Alex Bea

Reviewing Wes Bos' Learn Node course

Despite having worked with and on the best Node.js CMS in the universe for over a year now, I’ve had trouble understanding the line where Node ended and ApostropheCMS began. I know Apostrophe well, but my understanding of Node was fairly limited. To remedy that, I picked up Wes Bos’ Learn Node course many months back, and a month or so ago finally wrapped it up.

The first Wes Bos course I did was his ES6 for Everyone series back in August 2016. I then picked up Javascript30, which is less a course than a series of challenges that are great when you can’t come up with ideas for things to play around with yourself.
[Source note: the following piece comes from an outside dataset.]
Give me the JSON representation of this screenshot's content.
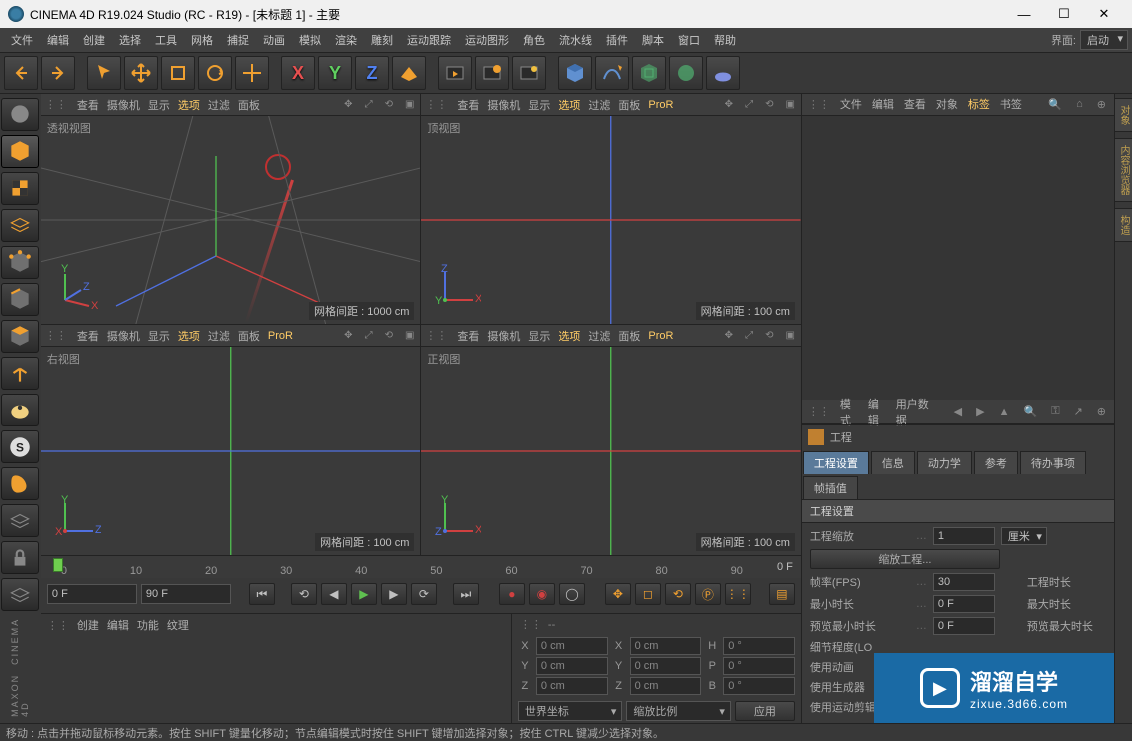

All of his courses are a series of videos where he records his screen while walking through some coding (discrete snippets or parts of a project). He also includes a code repository with some combination of starter code (for full projects) and finished code from the exercises to reference.

The format is nothing too crazy, but I think he’s done well with these because of his clarity, thoughtful exercise choices, and well designed course assets.
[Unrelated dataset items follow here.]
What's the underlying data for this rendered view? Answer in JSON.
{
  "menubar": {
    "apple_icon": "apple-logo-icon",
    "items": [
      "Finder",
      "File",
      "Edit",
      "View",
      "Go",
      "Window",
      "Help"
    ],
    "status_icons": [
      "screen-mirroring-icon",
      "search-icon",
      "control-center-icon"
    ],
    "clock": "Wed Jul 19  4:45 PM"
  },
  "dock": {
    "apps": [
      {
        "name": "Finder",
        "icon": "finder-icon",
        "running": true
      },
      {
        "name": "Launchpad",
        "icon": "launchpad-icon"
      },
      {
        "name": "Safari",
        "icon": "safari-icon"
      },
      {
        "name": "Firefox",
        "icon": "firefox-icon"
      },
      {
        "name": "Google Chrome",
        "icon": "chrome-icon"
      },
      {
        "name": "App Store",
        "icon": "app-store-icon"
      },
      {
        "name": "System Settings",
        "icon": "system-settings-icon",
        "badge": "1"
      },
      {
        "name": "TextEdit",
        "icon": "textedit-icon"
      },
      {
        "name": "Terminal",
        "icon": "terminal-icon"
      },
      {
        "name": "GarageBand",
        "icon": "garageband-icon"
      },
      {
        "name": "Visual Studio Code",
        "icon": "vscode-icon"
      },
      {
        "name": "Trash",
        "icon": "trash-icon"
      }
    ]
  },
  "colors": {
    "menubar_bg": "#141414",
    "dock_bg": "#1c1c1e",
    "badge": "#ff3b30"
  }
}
The Node course itself is not terribly long. My delay was more due to the interruptions of life and losing steam after the first several parts. The course walks you through building a restaurant listing and reviewing web app. The finished app includes user account management, content creation form, filtering, and Pug templating.

One thing that the course isn’t is a challenge where you can end up with a portfolio piece. The course ships with a copy of the finished code and you can literally see every line of code Wes writes. The starter files also include a lot — data handlers, basic middleware, configured package.json file, and more. As he explains, that starter code is to avoid spending time on the parts that aren’t Node (e.g., CSS) or typing every line out when you’ll hit the same concept again later on.
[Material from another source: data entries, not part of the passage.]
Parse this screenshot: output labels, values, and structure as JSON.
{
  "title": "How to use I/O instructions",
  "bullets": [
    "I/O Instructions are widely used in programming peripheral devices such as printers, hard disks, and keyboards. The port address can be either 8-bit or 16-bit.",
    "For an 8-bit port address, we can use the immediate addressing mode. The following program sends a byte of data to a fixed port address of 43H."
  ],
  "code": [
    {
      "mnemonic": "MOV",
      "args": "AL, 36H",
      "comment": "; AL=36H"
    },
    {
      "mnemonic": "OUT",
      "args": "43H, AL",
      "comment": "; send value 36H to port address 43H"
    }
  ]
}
For example, you’ll learn about middleware by writing project-specific middleware a few times, so making you type out everything like app.use(bodyParser.urlencoded({ extended: true })); isn’t worth potentially slowing the course down. Wes does cover what each of those middleware do, however. There’s a risk of glossing over important elements with this, but balanced with maintaining momentum it felt alright.

What the course is, and was for me, was a great way to hit a wide range of important Node (and MongoDB) concepts and patterns in the context of a “real thing.” The ES6 course is good, but covering Node in little, disconnected code snippets wouldn’t have the same effect. As we repeatedly returned to writing routes, about half way through I’d pause the video and write them before watching that part of the video, having internalized the pattern. When we wrote the content form, I could see how it connected with the data schema we wrote previously.

It definitely helped that I’d worked in a Node environment for a while before. There were a lot of concepts and patterns that I was already familiar with from Apostrophe. Seeing them in a pure Node context, however, removed that Apostrophe layer so I made connections that helped me not only understand Node better, but understand Apostrophe better as well.

I feel good about recommending the Learn Node course to devs out there who already know Javascript pretty well and are looking to broaden their skills into server-side code. The video lessons are well designed to make it easy to use as a reference later. I would recommend doing what I did, which is to work on a fully from-scratch Node app right after finishing. Using my new understanding right away, but without the starter code crutch, felt great and I think helped cement the concepts for me. I’ll likely write about that experience sometime soon.

Ultimately I’m really happy with the course. The fully written CSS helped me feel accomplished when I finished a route, controller, and template to immediately have a great looking page that worked. For people like me who have been front end developers for some time but never desired to learn PHP or another server-side language, Node is ideal and a skill that I’m sure will help my career. The Learn Node course is a great way to start in on that new skill.